First grade got a little harder. Mrs. Plunkett, who also taught my smart siblings, was a little more attentive, [chuckles] but thankfully, early readers are incredibly repetitive. So, I learned that if I sat right next to the teacher's table, and my last name is Ladd, so I'm in the middle of a roster, I could memorize the book before all the other kids while they were reading. So, [chuckles] I got like a really good ear for early readers, and I'd just like smoke through the book. And then, she'd give me one unknown book and I had to pee or I had a stomach ache. I came from a smart family, so I got to second grade. 

 

Second grade got exponentially harder for a couple of reasons. One, I had tricked my previous teachers so well.

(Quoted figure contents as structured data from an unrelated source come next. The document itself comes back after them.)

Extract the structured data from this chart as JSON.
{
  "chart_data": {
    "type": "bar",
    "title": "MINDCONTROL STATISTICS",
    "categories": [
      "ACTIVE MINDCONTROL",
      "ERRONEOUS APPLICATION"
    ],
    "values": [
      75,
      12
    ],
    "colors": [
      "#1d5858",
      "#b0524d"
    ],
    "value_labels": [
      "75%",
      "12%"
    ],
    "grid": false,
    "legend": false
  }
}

I was in the highest reading group. [audience laughter] So, the books were longer, less repetitive. I was screwed. And so, that one. Second, I had the real-life Mrs. Trunchbull as my teacher. Her name was Mrs. Robideaux. She had jet black hair that went down to her calves, a gray streak that went right across the top, like a skunk. She had this malicious yell, which she just unleashed on kids all the time. And she was terrifying. She also didn't teach any of my siblings, so I had no reputation. She hated me [chuckles] so much. She was always yelling at me and sitting me in the hallway for like, nothing. 

 

So, I managed to get around reading group, because my best friend, Ida, was in it with me. She was very smart and could read. So, I would have her read it to me as much as possible before it was our turn to go, so I could have it memorized. If Ida wasn't there, I'd be like, “Frog and toad, don't want to go on an adventure today. Mm.” And then, she'd sit me in the hall and I wouldn't have to read. Problem solved. 

 

When we'd read one on one, she just told me to pick a picture book off of the shelf, so I would pick one that I already knew really well. It's actually a book I still know to this day, Silly Sally. Silly Sally went to town, walking backwards, upside down. On the way she met a dog, a silly dog,. They played leapfrog. Get the point. [chuckles] It worked. She thought I could read it. 

 

So, the whole year, I was writing down titles, taking them home, get my mom to check them out from the library, read them to me over and over again. I would go back into class, pretend read them to my second-grade teacher, pretend mess up, because I knew that if I read them too nicely, she would then know I was faking. Surely, learning to read would have been a lot easier at this point. [audience laughter]

 

But I was like, “I was all in, man, I had made it so long.” It was such a time commitment. And so, by the skin of my teeth, I made it to third grade. And third grade, it all came crashing down. It wasn't even reading that did it. It was writing, because I couldn't copy paragraphs off the board. It would take me forever, because I had to do it letter by letter. I would get stuck or I'd lose my place. Heaven forbid, there was an E. And so, Mrs Tru, my third-grade teacher was like, “She can't read.” [sigh] But I made three and a half years in public education without anyone knowing I couldn't read a word. [audience laughter]  So, when I became an elementary school teacher-- [audience laughter] [audience cheers and applause] Yeah, I knew what to look for and I was like, “Guys, you can't con a con.” Thank you.